Enfin, la chance et la météo sont avec nous !!! Le Kelimutu était totalement dégagé ce matin au lever du soleil et nous avons pu voir les 3 lacs volcaniques nichés au creux de ses 1600 m d’altitude.

Il parait que ces lacs changent régulièrement de couleur et qu’ils sont passés ces dernières années par le turquoise, le noir, le bleu, le café au lait et le vert olive. Nous devons manquer d’imagination mais nous n’avons qu’un lac sombre et 2 lacs entre bleu et turquoise. Mais c’était très beau tout de même, au lever du soleil, dans la brume du train de nuages de 6 heures 30, et une fois le soleil revenu. Tout particulièrement depuis un point de vue totalement interdit au-dessus des 2 principaux lacs.

On y monte en voiture et la dernière demi-heure de grimpette est très facile, mi- escaliers mi-chemin.

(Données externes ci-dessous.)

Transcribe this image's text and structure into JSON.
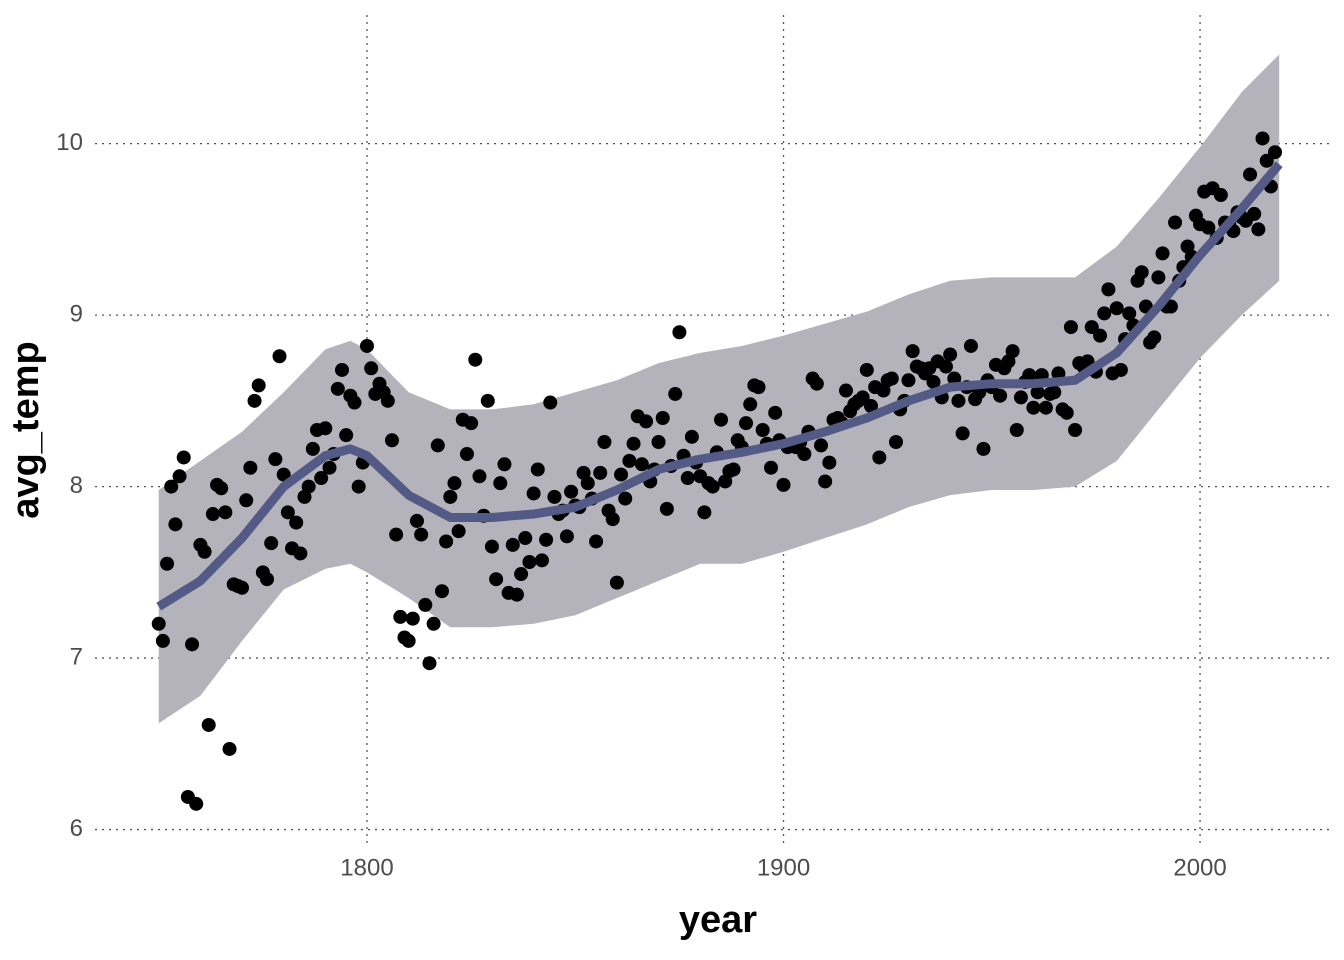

Et on n’y est pas tout seul, même si le nombre de touristes présents ce matin reste raisonnable… Des marchands de café, thé, soupe, gâteaux et les incontournables ikats nous y attendent.

Il y a sans doute beaucoup plus d’esprits que de touristes, dans cet endroit sacré pour les animistes. Aux trois quarts de la route qui monte, on trouve une porte qui ouvre sur un petit sentier. C’est ici que les esprits des morts se séparent en 3 groupes, un pour chaque lac : les jeunes, les vieux et les méchants…

Henri, Georges et moi n’en croisons pas quand nous faisons une partie de la descente à pied en empruntant un petit sentier bien raide et bien glissant qui serpente entre champs de bananiers, maisons et chutes d’eau. Mais ce que j’ai vraiment préféré (!!!), c’est la traversée du pont de bambous branlants, sans rambarde et pas bien large, surplombant un petit torrent sur une bonne vingtaine de mètres… Pas ma tasse de thé, ça !!!

Le ciel bleu s’est couvert sans que nous nous en rendions compte. Et soudain, un énorme bruit nous fait sursauter : c’est la drache de midi qui frappe violemment les tôles ondulées du toit de l’hôtel. Une vraie pluie de mousson qui transforme la route en torrent et cache le paysage derrière un épais rideau opaque et ruisselant.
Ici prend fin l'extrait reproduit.